Other disparities also bring out the fact that third world scientists are at a significant disadvantage compared with their colleagues in scientifically more advanced countries. Lack of equipment, vehicles, technicians, and scientific documentation are among the most frequently observed and described. Another disadvantage that is perhaps even more critical and at the very centre of the scientific enterprise is communication. Many scientists suffer from a feeling of isolation, especially when they have just returned from studying abroad and are trying to fit into the scientific community at home. Moravcsik [61] describes how difficult, and in some cases impossible, it is for scientists in developing countries to communicate with their peers and colleagues by drawing a comparison with birds whose wings have been clipped. The feeling of isolation is probably heightened by the fact that these scientists have been trained in a large variety of universities located throughout the industrialized countries. Furthermore, during this early period, when the young national scientific communities are just "taking off," the scientists often have to cope with being the only specialists in their field within their institution, or even within their country. All the authors agree, however, that science cannot exist without communication, and that a colleague's criticism is vital to progress in any scientific endeavour: "an isolated person builds only dreams, claims and feelings, not facts" [54, p. 41]. Here again these scientists are enduring a handicap little known to their colleagues in the industrialized countries. Other handicaps relate to the visibility and the recognition of their scientific production.

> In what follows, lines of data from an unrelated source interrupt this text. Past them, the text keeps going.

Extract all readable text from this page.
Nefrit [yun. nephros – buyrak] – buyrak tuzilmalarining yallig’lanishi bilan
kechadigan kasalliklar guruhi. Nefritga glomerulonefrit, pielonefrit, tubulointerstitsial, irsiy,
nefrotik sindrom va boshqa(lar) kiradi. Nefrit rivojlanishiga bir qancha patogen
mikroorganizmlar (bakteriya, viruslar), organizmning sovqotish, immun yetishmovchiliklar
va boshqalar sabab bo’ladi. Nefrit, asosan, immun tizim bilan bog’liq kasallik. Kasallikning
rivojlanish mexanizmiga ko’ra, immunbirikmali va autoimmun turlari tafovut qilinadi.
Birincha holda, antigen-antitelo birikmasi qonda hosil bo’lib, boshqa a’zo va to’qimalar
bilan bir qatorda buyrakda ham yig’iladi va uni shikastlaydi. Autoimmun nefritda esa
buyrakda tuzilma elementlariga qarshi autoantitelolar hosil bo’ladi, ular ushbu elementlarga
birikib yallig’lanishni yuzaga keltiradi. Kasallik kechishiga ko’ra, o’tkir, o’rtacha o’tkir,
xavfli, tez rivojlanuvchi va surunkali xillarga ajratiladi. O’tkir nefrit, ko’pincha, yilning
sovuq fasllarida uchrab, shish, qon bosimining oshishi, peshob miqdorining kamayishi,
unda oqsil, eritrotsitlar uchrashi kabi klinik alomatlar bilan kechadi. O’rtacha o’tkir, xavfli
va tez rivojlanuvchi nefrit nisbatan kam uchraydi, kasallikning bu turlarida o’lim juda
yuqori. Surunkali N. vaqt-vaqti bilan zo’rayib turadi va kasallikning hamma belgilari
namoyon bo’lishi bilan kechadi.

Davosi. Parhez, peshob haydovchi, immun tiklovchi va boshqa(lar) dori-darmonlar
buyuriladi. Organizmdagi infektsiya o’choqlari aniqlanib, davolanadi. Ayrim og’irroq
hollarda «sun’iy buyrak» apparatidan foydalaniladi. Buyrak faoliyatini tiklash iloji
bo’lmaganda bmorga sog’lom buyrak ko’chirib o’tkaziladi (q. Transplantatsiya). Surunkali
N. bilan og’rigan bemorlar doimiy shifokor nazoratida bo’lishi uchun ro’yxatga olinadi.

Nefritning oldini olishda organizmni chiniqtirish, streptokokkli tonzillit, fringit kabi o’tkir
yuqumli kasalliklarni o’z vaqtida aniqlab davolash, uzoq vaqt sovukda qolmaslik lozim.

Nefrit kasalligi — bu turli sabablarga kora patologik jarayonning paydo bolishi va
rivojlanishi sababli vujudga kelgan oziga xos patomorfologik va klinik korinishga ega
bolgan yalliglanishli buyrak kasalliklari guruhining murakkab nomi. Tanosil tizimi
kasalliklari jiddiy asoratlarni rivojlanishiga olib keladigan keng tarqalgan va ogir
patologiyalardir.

Scientific production: Not very visible

The place of third world science in mainstream science
Mainstream science and local science: A needed revision

Developing countries are credited with approximately 5 per cent of the world's scientific production. But science produced there is inadequately reflected in the international databases. International databases, and particularly that of the Institute for Scientific Information (ISI), are very selective and screen only the world's most prestigious scientific journals, the ones that publish the most frequently cited articles. Thus, the Science Citation Index (SCI), developed by ISI, focuses on what has become known as "mainstream science," i.e. the most internationally visible science carried in about 4,000 scientific journals. Since we know that there are about 70,000 scientific journals in the world, we can measure the ISI's selectivity in building up a database; less than 2 per cent of the scientific journals selected come from the developing countries. In general, journals that are not in English are at a disadvantage.